Asıl mevzu All-Star olayı tabi. Kendilerine bir-iki mazuratta bulunucam, o kadar hatrımız geçerse. Horse fikri muazzam. Akıl edenleri gözlerinden öpüyorum ama biraz sönüktü Horse, oyunun ait olduğu yeri unutmadan, daha playground adamları ayarlasalar sıkı olurdu. Shooting Stars ve Skill Challenge ağlıyor. Shaq'ın dansı inanılmaz. Rudy'ye üzüldüm, klas smaçlardı. Nate'e lige geldiğinden beri ısınamadım, ligin en ufak adamının çocuk filmlerindeki "bully" üst sınıf tipler gibi takılması sarmadı beni. Superman'in panyanın yanına çarptırdığı ve Nate over Superman'a da hakkını vermeli. JR Smith'in Weems'e yaptığı Andy Warhol jesti güzel, "In 15 minutes everybody will be famous." Organizasyonlara bir çeki-düzen verilir, iş düzelir diye tahmin ediyorum, NBA, WWF'a dönüşmeden. Smaç yarışmasına daha fazla adam çağırılmalı, Shooting Stars'ın fişini çekmeli. Skills Challenge'ın da gereksiz olduğunu düşünenlerdenim ama daha eğlenceli olması için şöyle bir öneri getirebilirim; yarışmacılar, Shaq, Dwight, Yao ve Ilgauskas falan olsun.

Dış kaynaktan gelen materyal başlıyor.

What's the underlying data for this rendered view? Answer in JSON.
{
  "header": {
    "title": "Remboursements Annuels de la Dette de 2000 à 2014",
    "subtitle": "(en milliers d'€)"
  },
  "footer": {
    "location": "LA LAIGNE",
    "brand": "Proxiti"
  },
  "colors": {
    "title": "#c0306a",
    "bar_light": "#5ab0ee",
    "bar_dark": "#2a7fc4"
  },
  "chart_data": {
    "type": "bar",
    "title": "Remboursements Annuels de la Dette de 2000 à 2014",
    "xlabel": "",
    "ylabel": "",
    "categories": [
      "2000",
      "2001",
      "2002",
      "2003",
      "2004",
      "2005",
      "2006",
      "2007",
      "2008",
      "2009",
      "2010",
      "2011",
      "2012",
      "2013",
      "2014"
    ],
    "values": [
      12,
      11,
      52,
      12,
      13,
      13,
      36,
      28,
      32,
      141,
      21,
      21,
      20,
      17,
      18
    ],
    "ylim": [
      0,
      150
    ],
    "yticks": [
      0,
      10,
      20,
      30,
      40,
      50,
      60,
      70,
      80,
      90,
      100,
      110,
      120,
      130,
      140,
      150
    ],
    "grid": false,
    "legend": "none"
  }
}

Horse demişken, C-Webb ve Kenny çok iyiydi yine. Webber bu broadcasting işini çok iyi kaptı, inanılmaz matrak bir herif zaten, çok da orjinal yorumları var. Ahmad Rashad ve Gary Payton'lı Gametime özetlerini arşivlemeye başladım.

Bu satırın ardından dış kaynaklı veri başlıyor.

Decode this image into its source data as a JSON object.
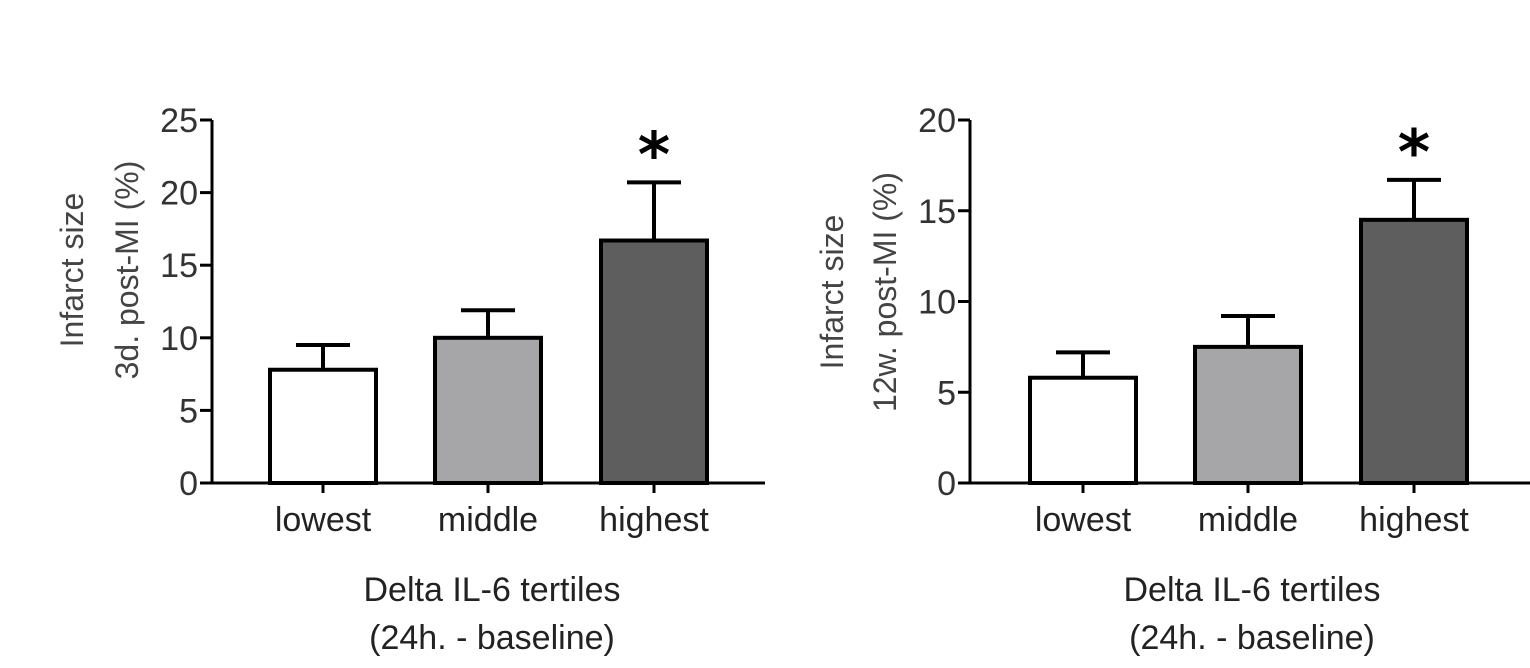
{
  "chart_data": [
    {
      "type": "bar",
      "categories": [
        "lowest",
        "middle",
        "highest"
      ],
      "values": [
        7.8,
        10.0,
        16.7
      ],
      "errors": [
        1.7,
        1.9,
        4.0
      ],
      "colors": [
        "#ffffff",
        "#a6a6a8",
        "#5e5e5e"
      ],
      "significance": [
        "",
        "",
        "*"
      ],
      "ylim": [
        0,
        25
      ],
      "yticks": [
        "0",
        "5",
        "10",
        "15",
        "20",
        "25"
      ],
      "ylabel_lines": [
        "Infarct size",
        "3d. post-MI (%)"
      ],
      "xlabel_lines": [
        "Delta IL-6 tertiles",
        "(24h. - baseline)"
      ]
    },
    {
      "type": "bar",
      "categories": [
        "lowest",
        "middle",
        "highest"
      ],
      "values": [
        5.8,
        7.5,
        14.5
      ],
      "errors": [
        1.4,
        1.7,
        2.2
      ],
      "colors": [
        "#ffffff",
        "#a6a6a8",
        "#5e5e5e"
      ],
      "significance": [
        "",
        "",
        "*"
      ],
      "ylim": [
        0,
        20
      ],
      "yticks": [
        "0",
        "5",
        "10",
        "15",
        "20"
      ],
      "ylabel_lines": [
        "Infarct size",
        "12w. post-MI (%)"
      ],
      "xlabel_lines": [
        "Delta IL-6 tertiles",
        "(24h. - baseline)"
      ]
    }
  ]
}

NBA Legends Brunch'a bakınıyorum, en sevdiğim All-Star organizasyonlarından biri. Bir kere brunch. Çoğunu, herkesin konuştuğu bu ortamda her zaman dinleme şansımız yok. Ne muhabbet dönüyordur o masalarda kimbilir, keşke şu maçlarda yaptıkları "wired" olayını burdaki her masaya yapsalar. Bu arada Finals MVP ödülüne Bill Russell'ın adını vermek şık hareket. NBA hakkaten cares.

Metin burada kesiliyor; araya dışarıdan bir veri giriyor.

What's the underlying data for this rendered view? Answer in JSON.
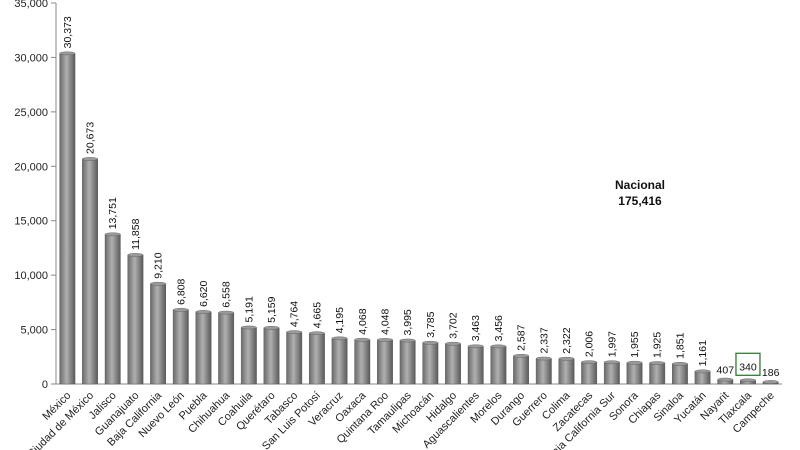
{
  "chart_data": {
    "type": "bar",
    "title": "",
    "xlabel": "",
    "ylabel": "",
    "ylim": [
      0,
      35000
    ],
    "yticks": [
      0,
      5000,
      10000,
      15000,
      20000,
      25000,
      30000,
      35000
    ],
    "ytick_labels": [
      "0",
      "5,000",
      "10,000",
      "15,000",
      "20,000",
      "25,000",
      "30,000",
      "35,000"
    ],
    "grid": false,
    "categories": [
      "México",
      "Ciudad de México",
      "Jalisco",
      "Guanajuato",
      "Baja California",
      "Nuevo León",
      "Puebla",
      "Chihuahua",
      "Coahuila",
      "Querétaro",
      "Tabasco",
      "San Luis Potosí",
      "Veracruz",
      "Oaxaca",
      "Quintana Roo",
      "Tamaulipas",
      "Michoacán",
      "Hidalgo",
      "Aguascalientes",
      "Morelos",
      "Durango",
      "Guerrero",
      "Colima",
      "Zacatecas",
      "Baja California Sur",
      "Sonora",
      "Chiapas",
      "Sinaloa",
      "Yucatán",
      "Nayarit",
      "Tlaxcala",
      "Campeche"
    ],
    "values": [
      30373,
      20673,
      13751,
      11858,
      9210,
      6808,
      6620,
      6558,
      5191,
      5159,
      4764,
      4665,
      4195,
      4068,
      4048,
      3995,
      3785,
      3702,
      3463,
      3456,
      2587,
      2337,
      2322,
      2006,
      1997,
      1955,
      1925,
      1851,
      1161,
      407,
      340,
      186
    ],
    "value_labels": [
      "30,373",
      "20,673",
      "13,751",
      "11,858",
      "9,210",
      "6,808",
      "6,620",
      "6,558",
      "5,191",
      "5,159",
      "4,764",
      "4,665",
      "4,195",
      "4,068",
      "4,048",
      "3,995",
      "3,785",
      "3,702",
      "3,463",
      "3,456",
      "2,587",
      "2,337",
      "2,322",
      "2,006",
      "1,997",
      "1,955",
      "1,925",
      "1,851",
      "1,161",
      "407",
      "340",
      "186"
    ],
    "highlighted_category": "Tlaxcala",
    "annotation": {
      "line1": "Nacional",
      "line2": "175,416"
    },
    "colors": {
      "bar": "#8c8c8c",
      "bar_dark": "#5e5e5e",
      "bar_light": "#b8b8b8",
      "highlight_box": "#2e7d32",
      "axis": "#888888"
    }
  }
}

Superbowl çok iyiydi. Steelers'ın almasına sevindim, Warner ve Fitzgerald Jr. hikayeleri baymaya başlamıştı. Devre sonuna doğru LB James Harrison'ın tarihe geçen 100 yard'lık intercept koşusu ve td'unu izlemeyenler çok şey kaybetti. Roethlisberger de çok iyi bitirdi.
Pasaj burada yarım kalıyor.